No, you don't want to show multiple connections for the same physical pin on the schematic. This will lead to confusion because anyone else looking at the schematic will expect that each of those connections is actually a different physical pin.
You do this by listing all the possible pin functions in the pin name. For example, here is what my PIC 18F67J60 part looks like in a schematic:
First notice that power pins are at top and ground pins at bottom. That reduces some of the clutter around the remaining pins, and of course makes the schematic more clear on its own. In most cases, a circuit will only make use of one of the functions of each pin. It would be nice if there was a way to highlight the function or functions actually used, but removing the unused functions is worse. It can be quite useful to see what the part could have done or might do with different firmware.
Most of the time how a pin gets used is obvious from the schematic. One trick that greatly helps with this is to show logical direction for pins. I have little arrow symbols in Eagle just for that purpose. They are small and therefore don't get in the way, but help a great deal towards clarifying the circuit.
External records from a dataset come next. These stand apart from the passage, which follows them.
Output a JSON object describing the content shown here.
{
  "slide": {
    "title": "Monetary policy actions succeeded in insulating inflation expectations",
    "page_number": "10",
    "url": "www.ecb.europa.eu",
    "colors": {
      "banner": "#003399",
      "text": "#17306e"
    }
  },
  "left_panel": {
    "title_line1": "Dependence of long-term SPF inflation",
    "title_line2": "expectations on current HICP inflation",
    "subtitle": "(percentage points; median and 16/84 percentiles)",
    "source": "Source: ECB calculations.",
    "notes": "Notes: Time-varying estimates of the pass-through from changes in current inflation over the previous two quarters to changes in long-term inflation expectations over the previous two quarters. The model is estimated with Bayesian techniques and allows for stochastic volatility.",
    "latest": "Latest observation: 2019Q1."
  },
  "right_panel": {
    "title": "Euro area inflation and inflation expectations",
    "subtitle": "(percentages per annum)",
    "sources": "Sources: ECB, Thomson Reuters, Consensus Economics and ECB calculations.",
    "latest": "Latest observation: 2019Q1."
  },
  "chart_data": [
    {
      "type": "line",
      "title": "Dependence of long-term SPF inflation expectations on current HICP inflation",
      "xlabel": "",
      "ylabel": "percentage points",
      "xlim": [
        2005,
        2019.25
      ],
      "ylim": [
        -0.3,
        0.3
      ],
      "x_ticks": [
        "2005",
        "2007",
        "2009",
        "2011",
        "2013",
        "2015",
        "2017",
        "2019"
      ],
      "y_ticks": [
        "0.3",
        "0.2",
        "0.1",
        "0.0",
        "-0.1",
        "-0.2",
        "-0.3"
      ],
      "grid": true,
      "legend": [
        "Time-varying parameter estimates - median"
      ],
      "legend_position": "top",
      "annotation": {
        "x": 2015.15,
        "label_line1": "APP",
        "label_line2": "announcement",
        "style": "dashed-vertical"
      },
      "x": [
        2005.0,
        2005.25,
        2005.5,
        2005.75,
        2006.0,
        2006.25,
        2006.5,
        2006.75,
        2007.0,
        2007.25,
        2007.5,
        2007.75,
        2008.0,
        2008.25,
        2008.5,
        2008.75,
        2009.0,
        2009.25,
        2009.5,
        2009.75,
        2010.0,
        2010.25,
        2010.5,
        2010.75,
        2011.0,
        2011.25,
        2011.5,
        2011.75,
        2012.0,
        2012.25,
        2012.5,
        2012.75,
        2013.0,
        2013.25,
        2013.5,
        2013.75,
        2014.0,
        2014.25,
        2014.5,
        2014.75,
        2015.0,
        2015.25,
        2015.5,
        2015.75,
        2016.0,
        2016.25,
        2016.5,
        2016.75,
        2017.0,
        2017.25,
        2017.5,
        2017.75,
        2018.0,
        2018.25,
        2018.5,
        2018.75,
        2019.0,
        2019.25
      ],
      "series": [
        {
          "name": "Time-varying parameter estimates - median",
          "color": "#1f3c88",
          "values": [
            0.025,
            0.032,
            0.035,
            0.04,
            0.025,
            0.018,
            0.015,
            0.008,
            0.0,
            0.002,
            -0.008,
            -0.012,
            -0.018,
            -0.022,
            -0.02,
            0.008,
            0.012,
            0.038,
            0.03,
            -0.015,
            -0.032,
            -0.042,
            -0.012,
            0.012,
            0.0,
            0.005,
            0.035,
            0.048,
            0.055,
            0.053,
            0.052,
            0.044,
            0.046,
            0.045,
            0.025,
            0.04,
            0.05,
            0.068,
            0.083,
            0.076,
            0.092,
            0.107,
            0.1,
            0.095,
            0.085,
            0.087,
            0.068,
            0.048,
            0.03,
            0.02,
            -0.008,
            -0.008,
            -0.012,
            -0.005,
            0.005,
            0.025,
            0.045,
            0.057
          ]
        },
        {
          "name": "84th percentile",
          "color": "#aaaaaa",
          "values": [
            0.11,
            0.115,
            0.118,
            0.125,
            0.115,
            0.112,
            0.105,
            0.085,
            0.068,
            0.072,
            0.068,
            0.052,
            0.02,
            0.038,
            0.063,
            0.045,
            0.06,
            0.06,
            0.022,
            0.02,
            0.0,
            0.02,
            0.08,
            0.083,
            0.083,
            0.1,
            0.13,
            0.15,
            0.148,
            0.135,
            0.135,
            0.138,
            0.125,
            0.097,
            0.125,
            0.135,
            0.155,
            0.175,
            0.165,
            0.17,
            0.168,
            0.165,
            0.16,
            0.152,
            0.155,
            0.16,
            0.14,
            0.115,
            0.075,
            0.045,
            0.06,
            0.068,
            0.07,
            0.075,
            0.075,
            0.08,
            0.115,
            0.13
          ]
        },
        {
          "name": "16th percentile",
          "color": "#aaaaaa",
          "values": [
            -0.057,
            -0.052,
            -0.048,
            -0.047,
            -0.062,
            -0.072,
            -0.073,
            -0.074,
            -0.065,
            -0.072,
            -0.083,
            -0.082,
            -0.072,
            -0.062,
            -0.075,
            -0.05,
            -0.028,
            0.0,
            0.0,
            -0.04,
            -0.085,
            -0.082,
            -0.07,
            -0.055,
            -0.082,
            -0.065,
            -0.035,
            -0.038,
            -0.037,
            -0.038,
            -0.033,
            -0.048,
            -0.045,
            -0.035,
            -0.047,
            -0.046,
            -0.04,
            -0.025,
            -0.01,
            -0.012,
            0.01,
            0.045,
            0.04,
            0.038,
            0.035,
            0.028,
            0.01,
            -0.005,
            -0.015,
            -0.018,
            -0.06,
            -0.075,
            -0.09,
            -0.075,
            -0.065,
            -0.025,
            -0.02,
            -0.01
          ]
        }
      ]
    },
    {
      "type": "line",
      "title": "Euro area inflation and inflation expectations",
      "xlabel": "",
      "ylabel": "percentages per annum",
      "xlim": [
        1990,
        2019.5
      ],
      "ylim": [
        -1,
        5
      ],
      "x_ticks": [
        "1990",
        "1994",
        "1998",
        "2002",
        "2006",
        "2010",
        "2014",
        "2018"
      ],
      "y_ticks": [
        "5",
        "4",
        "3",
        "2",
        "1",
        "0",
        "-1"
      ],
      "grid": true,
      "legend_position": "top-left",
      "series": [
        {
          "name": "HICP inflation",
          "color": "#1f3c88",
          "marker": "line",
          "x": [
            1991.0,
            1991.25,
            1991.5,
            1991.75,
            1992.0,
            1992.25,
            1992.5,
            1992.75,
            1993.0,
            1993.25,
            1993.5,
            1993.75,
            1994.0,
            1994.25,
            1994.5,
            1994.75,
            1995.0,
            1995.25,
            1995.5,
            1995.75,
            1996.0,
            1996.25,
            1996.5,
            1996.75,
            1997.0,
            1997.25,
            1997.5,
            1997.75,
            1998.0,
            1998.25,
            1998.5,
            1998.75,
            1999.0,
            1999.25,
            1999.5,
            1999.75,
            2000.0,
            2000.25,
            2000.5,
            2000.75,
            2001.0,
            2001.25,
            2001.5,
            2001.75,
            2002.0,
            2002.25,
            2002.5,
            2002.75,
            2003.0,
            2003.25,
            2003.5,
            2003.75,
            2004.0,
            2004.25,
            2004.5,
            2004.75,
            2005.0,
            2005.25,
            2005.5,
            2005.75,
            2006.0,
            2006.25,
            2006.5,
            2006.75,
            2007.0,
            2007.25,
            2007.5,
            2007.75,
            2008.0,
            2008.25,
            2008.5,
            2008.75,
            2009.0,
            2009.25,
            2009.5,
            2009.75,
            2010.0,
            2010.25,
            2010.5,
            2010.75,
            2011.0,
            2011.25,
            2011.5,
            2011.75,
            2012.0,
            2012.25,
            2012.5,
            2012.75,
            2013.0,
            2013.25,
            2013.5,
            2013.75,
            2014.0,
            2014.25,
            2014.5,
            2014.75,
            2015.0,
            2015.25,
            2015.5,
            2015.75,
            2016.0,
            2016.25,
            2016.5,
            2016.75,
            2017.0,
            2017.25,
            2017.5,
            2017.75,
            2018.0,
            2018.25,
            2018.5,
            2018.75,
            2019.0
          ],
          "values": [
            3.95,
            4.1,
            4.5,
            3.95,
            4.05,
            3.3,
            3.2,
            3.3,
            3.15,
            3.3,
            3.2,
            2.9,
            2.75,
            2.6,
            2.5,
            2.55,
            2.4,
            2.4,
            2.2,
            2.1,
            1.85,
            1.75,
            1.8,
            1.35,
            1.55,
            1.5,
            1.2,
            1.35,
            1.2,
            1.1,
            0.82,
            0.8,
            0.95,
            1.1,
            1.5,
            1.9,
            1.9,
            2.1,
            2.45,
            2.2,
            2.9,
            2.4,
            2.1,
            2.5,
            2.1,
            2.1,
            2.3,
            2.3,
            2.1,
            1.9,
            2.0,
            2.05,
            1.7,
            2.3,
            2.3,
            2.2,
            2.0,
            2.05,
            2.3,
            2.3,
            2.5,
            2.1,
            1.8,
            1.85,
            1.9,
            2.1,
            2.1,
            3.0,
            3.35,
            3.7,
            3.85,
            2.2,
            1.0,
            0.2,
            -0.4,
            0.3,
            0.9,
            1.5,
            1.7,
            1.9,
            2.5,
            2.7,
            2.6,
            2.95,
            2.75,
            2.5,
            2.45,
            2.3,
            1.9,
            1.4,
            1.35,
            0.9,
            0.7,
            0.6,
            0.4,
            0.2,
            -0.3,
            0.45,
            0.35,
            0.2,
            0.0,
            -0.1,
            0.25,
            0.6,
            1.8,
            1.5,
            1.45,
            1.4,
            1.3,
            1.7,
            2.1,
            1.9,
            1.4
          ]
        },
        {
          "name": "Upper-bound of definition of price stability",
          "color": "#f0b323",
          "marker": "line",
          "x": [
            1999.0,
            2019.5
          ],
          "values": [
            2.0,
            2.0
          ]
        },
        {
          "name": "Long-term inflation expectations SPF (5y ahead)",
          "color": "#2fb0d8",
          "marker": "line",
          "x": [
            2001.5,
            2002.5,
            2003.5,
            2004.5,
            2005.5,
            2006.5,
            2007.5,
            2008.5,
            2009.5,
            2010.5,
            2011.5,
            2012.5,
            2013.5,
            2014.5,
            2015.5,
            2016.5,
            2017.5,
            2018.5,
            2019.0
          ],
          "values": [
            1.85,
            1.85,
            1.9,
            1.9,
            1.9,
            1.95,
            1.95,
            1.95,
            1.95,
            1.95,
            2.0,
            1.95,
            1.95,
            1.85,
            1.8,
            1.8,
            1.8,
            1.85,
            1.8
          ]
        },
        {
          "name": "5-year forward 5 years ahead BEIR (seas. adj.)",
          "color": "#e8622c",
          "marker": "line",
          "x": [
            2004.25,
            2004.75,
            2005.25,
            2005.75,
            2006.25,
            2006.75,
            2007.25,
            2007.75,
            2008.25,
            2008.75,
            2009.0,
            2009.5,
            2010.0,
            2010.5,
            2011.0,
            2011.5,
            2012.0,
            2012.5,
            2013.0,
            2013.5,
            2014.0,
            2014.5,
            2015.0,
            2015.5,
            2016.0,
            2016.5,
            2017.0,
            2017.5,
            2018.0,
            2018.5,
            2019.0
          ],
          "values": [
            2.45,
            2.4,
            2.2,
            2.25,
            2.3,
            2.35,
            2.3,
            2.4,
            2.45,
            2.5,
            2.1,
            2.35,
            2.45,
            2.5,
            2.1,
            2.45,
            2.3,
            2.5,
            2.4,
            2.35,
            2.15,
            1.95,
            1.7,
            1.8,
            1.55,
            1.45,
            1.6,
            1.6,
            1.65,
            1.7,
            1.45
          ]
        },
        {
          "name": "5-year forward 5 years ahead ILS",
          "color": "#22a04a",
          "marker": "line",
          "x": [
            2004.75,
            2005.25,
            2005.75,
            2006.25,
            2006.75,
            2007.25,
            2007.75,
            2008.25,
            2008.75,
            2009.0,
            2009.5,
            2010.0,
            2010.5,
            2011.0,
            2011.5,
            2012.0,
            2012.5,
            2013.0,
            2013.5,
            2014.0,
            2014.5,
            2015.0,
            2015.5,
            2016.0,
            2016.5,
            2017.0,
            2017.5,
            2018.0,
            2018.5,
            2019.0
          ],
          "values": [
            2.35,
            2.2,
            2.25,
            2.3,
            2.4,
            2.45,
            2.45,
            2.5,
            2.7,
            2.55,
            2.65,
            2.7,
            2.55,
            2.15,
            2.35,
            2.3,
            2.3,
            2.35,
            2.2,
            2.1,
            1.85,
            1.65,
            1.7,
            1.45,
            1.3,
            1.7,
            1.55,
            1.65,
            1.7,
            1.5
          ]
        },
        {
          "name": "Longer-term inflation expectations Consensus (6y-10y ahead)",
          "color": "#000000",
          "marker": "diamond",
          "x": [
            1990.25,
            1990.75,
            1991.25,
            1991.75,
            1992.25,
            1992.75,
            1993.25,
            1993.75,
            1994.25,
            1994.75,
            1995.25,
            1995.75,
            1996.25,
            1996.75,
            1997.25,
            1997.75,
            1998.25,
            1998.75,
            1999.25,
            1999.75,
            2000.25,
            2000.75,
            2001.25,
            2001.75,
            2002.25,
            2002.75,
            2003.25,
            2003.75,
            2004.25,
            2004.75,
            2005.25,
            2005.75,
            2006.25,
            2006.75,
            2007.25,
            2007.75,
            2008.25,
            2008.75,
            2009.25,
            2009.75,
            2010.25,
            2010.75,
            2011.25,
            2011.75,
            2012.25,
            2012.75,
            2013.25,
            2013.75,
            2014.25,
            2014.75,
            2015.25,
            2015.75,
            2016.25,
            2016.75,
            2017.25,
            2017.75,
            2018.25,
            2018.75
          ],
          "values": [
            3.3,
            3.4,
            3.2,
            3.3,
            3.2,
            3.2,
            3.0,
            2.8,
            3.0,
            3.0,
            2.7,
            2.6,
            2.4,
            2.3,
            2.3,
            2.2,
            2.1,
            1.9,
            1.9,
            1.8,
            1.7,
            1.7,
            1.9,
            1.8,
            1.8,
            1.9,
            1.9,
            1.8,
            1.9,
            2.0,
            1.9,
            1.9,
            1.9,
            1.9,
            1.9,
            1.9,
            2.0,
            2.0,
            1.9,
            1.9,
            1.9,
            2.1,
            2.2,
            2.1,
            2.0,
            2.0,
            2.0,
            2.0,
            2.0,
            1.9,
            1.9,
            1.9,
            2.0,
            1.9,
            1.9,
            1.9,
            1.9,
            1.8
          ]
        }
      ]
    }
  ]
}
Reasonable net names also help. Here is a small section of a schematic with the direction arrows and net names:
Particularly note the bottom two pins. Those are UART signals to another processor, so thereby are using the TX and RX functions of those pins. Each net can only have a single name, even though it will be the TX function (output) on one processor and the RX function (input) on the other. In this case I named the nets from this processor's point of view. This is the network processor within the overall device, so I named them NETTX and NETRX to help indicate the names are relative to this processor. However, there is potential for confusion at the other processor since NETTX will go into its RX pin and NETRX will go out of its TX pin. The arrows at the other processor will help a lot to head off a likely confusion.